Après quelques heures, les affrontements se sont apparemment calmés, mais on entendait encore des tirs sporadiques.
Le commandant Tom Holloway, porte-parole militaire britannique, a déclaré que l'opération avait débuté par un bombardement nourri mené par l'aviation américaine et l'artillerie britannique "afin de donner une démonstration de la puissance de tir disponible si nécessaire".
Il a précisé que le bombardement visait un terrain vague et se voulait la plus grande démonstration de force des Occidentaux depuis que les forces gouvernementales ont déclenché fin mars leur campagne contre la milice de Sadr.
"Selon nos informations initiales, oui, il y a eu des combats, mais il s'agissait d'escarmouches isolées", a-t-il dit.
On ne dispose dans l'immédiat d'aucune précision sur les éventuelles victimes.
Un correspondant de Reuters à Nassiriya, autre chef-lieu de province du sud, a aussi fait état dans une ville voisine d'affrontements entre forces gouvernementales et miliciens de l'Armée du Mahdi. Un couvre-feu a été imposé.
La répression lancée fin mars par Maliki contre l'Armée du Mahdi à Bassorah n'a pas réussi à faire disparaître la milice des rues et elle a provoqué des affrontements dans les bastions tenus par des hommes de Sadr, dans le sud du pays ainsi qu'à Bagdad.
Le Premier ministre, qui est lui aussi de confession chiite, a menacé d'exclure le mouvement de Sadr de la vie politique s'il ne démantèle pas sa milice.

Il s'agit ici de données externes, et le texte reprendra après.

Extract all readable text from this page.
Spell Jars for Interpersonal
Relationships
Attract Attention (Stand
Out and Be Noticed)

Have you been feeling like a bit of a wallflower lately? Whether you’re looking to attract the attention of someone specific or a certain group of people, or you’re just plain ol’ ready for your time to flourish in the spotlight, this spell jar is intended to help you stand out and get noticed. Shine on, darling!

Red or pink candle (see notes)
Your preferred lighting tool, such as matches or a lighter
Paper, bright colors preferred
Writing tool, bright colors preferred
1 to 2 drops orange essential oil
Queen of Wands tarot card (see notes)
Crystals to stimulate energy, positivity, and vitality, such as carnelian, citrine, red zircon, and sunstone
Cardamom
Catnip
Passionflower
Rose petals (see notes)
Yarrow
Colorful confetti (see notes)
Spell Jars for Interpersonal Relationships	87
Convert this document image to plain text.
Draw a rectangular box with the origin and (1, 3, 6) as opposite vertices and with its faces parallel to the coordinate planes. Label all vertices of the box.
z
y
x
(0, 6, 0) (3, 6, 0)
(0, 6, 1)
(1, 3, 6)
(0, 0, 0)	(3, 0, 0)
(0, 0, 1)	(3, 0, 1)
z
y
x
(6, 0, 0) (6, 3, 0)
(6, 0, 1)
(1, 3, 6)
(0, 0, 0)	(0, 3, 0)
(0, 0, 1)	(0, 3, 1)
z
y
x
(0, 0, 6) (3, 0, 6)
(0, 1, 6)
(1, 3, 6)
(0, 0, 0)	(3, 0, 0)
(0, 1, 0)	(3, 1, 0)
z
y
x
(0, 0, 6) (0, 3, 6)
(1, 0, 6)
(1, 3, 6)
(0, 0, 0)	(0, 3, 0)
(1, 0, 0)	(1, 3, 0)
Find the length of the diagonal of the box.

Sadr a réagi en menaçant à son tour de révoquer le cessez-le-feu qu'il a imposé en août dernier à l'Armée du Mahdi, ce qui risquerait de déclencher un soulèvement généralisé.
De violents affrontements ont aussi éclaté vendredi soir à Sadr City, un faubourg défavorisé de l'est de Bagdad, principale base de pouvoir de l'imam dans la capitale.
L'opération contre la milice chiite a constitué jusqu'ici la principale mise à l'épreuve des forces gouvernementales irakiennes, surtout dans le sud où elles ont été en première ligne où les forces américaines sont peu nombreuses et où les forces britanniques sont regroupées dans une seule base, à Bassorah.
Les responsables militaires américains ont estimé que l'opération de mars à bassorah avait été mal préparée et lancée trop brusquement. Le gouvernement a limogé 1.300 soldats et policiers pour avoir refusé de combattre.
Mais ces dernirèes semaines, les forces gouvernementales ont progressé plus lentement dans les zones sous contrôle de la milice, arrêtant des responsables de l'Armée du Mehdi tout en évitant en grande partie les batailles de rue.
Lundi, elles ont enregistré un succès en délivrant un journaliste au cours d'un raid dans une maison où il était retenu par des activistes.